PAGI INI, di sela belaian angin segar hari Jum'at tanggal 26 September 2025, kita merenungkan momen bersejarah: Hari Ulang Tahun ke-65 Karang Taruna. Bukan sekadar perayaan bertambahnya angka kronologis, tapi panggilan jiwa untuk bangkit, merefleksikan perjalanan panjang sebagai wadah generasi muda yang tak kenal lelah dalam pengabdian berkegiatan sosial. Lebih dari itu, momentum ini dirangkai indah oleh lahirnya Peraturan Menteri Sosial Republik Indonesia Nomor 9 Tahun 2025 tentang Perubahan atas Peraturan Menteri Sosial Nomor 25 Tahun 2019 tentang Karang Taruna. Regulasi ini bukan hanya amandemen administratif, melainkan tonggak krusial yang menegaskan kembali posisi Karang Taruna sebagai Potensi Sumber Kesejahteraan Sosial (PSKS) — wadah bagi sumber daya generasi muda usia 16 hingga 30 tahun untuk melaksanakan kegiatan penyelenggaraan pelayanan sosial yang berbasis jiwa kesetiakawanan, kepahlawanan, kejuangan, dan gotong royong. Dengan semangat ini, Karang Taruna diharapkan menjadi katalisator utama dalam mengarusutamakan Pemerlu Pelayanan Kesejahteraan Sosial (PPKS) — mereka yang terhambat oleh kesulitan ekonomi, sosial, atau gangguan lain — sehingga bantuan sosial tak lagi sekadar program, tapi gerakan kolektif yang inklusif dan berkelanjutan.

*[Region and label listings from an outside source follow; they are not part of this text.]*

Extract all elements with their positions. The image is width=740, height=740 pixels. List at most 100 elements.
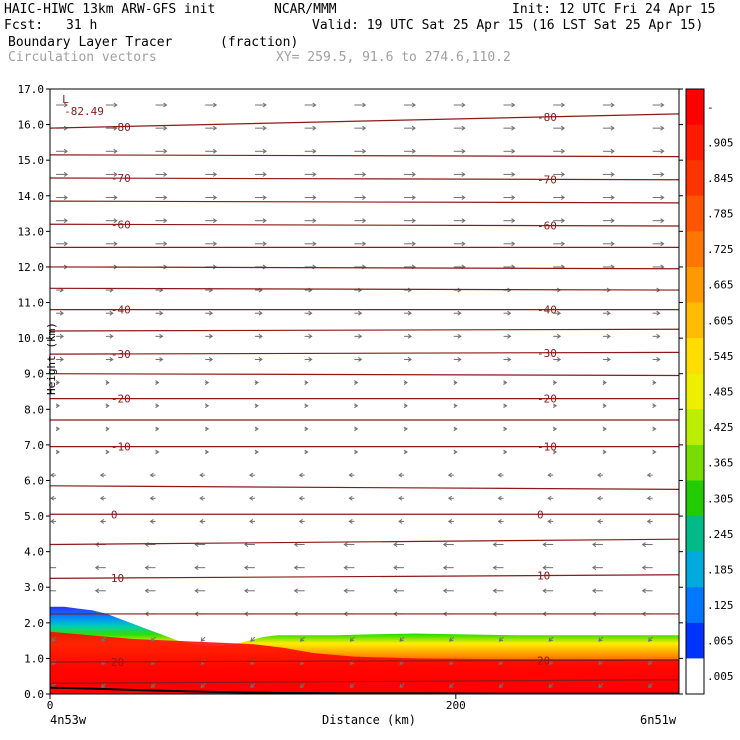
circulation-vector-head xyxy=(101,683,106,688)
circulation-vector-head xyxy=(63,148,68,154)
circulation-vector xyxy=(51,636,57,642)
circulation-vector-head xyxy=(159,357,164,362)
field-unit: (fraction) xyxy=(220,35,299,50)
circulation-vector-head xyxy=(293,565,298,571)
circulation-vector-head xyxy=(249,472,254,478)
circulation-vector-head xyxy=(304,380,309,386)
circulation-vector-head xyxy=(298,518,303,524)
circulation-vector-head xyxy=(312,195,317,200)
colorbar-label: .905 xyxy=(707,136,734,149)
circulation-vector-head xyxy=(552,449,558,455)
circulation-vector-head xyxy=(647,660,653,665)
circulation-vector-head xyxy=(50,495,55,501)
temperature-contour xyxy=(50,485,679,490)
circulation-vector-head xyxy=(343,588,348,594)
circulation-vector-head xyxy=(163,171,168,177)
circulation-vector-head xyxy=(155,403,160,409)
circulation-vector-head xyxy=(94,565,100,571)
circulation-vector-head xyxy=(652,380,657,386)
colorbar-swatch xyxy=(686,551,704,588)
y-tick-label: 11.0 xyxy=(18,297,45,310)
circulation-vector-head xyxy=(556,310,562,316)
circulation-vector-head xyxy=(507,357,512,362)
circulation-vector-head xyxy=(293,588,298,594)
circulation-vector-head xyxy=(362,171,367,177)
circulation-vector-head xyxy=(652,403,657,409)
circulation-vector-head xyxy=(511,218,516,224)
temperature-contour xyxy=(50,287,679,291)
circulation-vector-head xyxy=(51,637,56,642)
circulation-vector-head xyxy=(498,660,504,665)
temperature-contour xyxy=(50,328,679,332)
contour-label: -60 xyxy=(111,218,131,231)
circulation-vector-head xyxy=(457,357,462,362)
circulation-vector-head xyxy=(312,125,317,131)
circulation-vector-head xyxy=(507,310,512,316)
x-tick-label: 200 xyxy=(446,699,466,712)
circulation-vector-head xyxy=(560,125,566,131)
circulation-vector-head xyxy=(362,195,367,200)
circulation-vector-head xyxy=(105,426,110,432)
circulation-vector-head xyxy=(498,683,504,688)
circulation-vector-head xyxy=(59,310,64,316)
circulation-vector-head xyxy=(449,683,454,688)
circulation-vector-head xyxy=(55,426,60,432)
contour-label: -70 xyxy=(111,172,131,185)
x-tick-label: 0 xyxy=(47,699,54,712)
circulation-vector-head xyxy=(163,125,168,131)
circulation-vector-head xyxy=(447,472,453,478)
colorbar-label: .065 xyxy=(707,635,734,648)
circulation-vector-head xyxy=(212,195,218,200)
circulation-vector-head xyxy=(99,495,105,501)
circulation-vector-head xyxy=(411,125,416,131)
circulation-vector-head xyxy=(542,588,547,594)
circulation-vector-head xyxy=(262,102,267,108)
circulation-vector-head xyxy=(453,380,458,386)
circulation-vector-head xyxy=(610,125,615,131)
valid-time: Valid: 19 UTC Sat 25 Apr 15 (16 LST Sat … xyxy=(312,18,704,33)
circulation-vector-head xyxy=(461,148,466,154)
circulation-vector-head xyxy=(99,518,105,524)
circulation-vector xyxy=(200,636,206,642)
circulation-vector-head xyxy=(343,542,348,547)
colorbar-swatch xyxy=(686,266,704,304)
y-tick-label: 15.0 xyxy=(18,154,45,167)
circulation-vector-head xyxy=(461,171,466,177)
circulation-vector-head xyxy=(492,542,497,547)
circulation-vector-head xyxy=(113,195,118,200)
circulation-vector-head xyxy=(660,102,665,108)
circulation-vector-head xyxy=(461,102,466,108)
temperature-contour xyxy=(50,679,679,684)
circulation-vector-head xyxy=(155,380,160,386)
colorbar-swatch xyxy=(686,444,704,481)
circulation-vector-head xyxy=(358,357,363,362)
circulation-vector-head xyxy=(46,589,49,593)
circulation-vector xyxy=(300,636,305,642)
circulation-vector-head xyxy=(660,148,665,154)
circulation-vector-head xyxy=(610,218,615,224)
colorbar-swatch xyxy=(686,480,704,517)
circulation-vector-head xyxy=(105,380,110,386)
y-tick-label: 16.0 xyxy=(18,119,45,132)
temperature-contour xyxy=(50,574,679,579)
circulation-vector-head xyxy=(411,102,416,108)
circulation-vector xyxy=(548,682,554,688)
colorbar-swatch xyxy=(686,231,704,268)
circulation-vector-head xyxy=(298,472,303,478)
circulation-vector-head xyxy=(403,426,408,432)
circulation-vector-head xyxy=(646,495,651,501)
circulation-vector-head xyxy=(602,426,607,432)
circulation-vector-head xyxy=(300,637,305,642)
circulation-vector xyxy=(151,636,156,642)
circulation-vector-head xyxy=(457,333,462,339)
circulation-vector-head xyxy=(55,403,60,409)
colorbar-label: .485 xyxy=(707,386,734,399)
contour-label: 0 xyxy=(537,508,544,521)
minimum-symbol: L xyxy=(62,93,69,106)
circulation-vector-head xyxy=(312,218,317,224)
circulation-vector-head xyxy=(208,310,214,316)
circulation-vector-head xyxy=(113,218,118,224)
circulation-vector-head xyxy=(155,426,160,432)
circulation-vector-head xyxy=(300,683,305,688)
circulation-vector-head xyxy=(560,102,566,108)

Refleksi ini tak lepas dari konteks besar: potensi bonus demografi Indonesia yang sedang mekar. Data Badan Pusat Statistik (BPS) terbaru menunjukkan, pada 2024, jumlah pemuda usia 16-30 tahun mencapai 64,63 juta jiwa atau 23,45 persen dari total penduduk—sebuah "dividen emas" yang diproyeksikan puncaknya hingga 2030. Namun, tantangan nyata mengintai: 7 persen di antaranya masih menganggur, sementara 56,98 persen bekerja di sektor informal yang rentan. Di sinilah Karang Taruna berperan strategis, bukan hanya sebagai penampung energi muda, tapi juga sebagai inkubator karakter yang siap menggerakkan roda ekonomi menuju Indonesia Emas 2045. Bayangkan, jika 64 juta pemuda ini diberdayakan melalui kegiatan sosial Karang Taruna — dari pemberdayaan UMKM hingga penanganan PPKS — kita tak hanya memanen bonus demografi, tapi juga membangun fondasi bangsa maju yang tangguh, adil, makmur, dan sentosa.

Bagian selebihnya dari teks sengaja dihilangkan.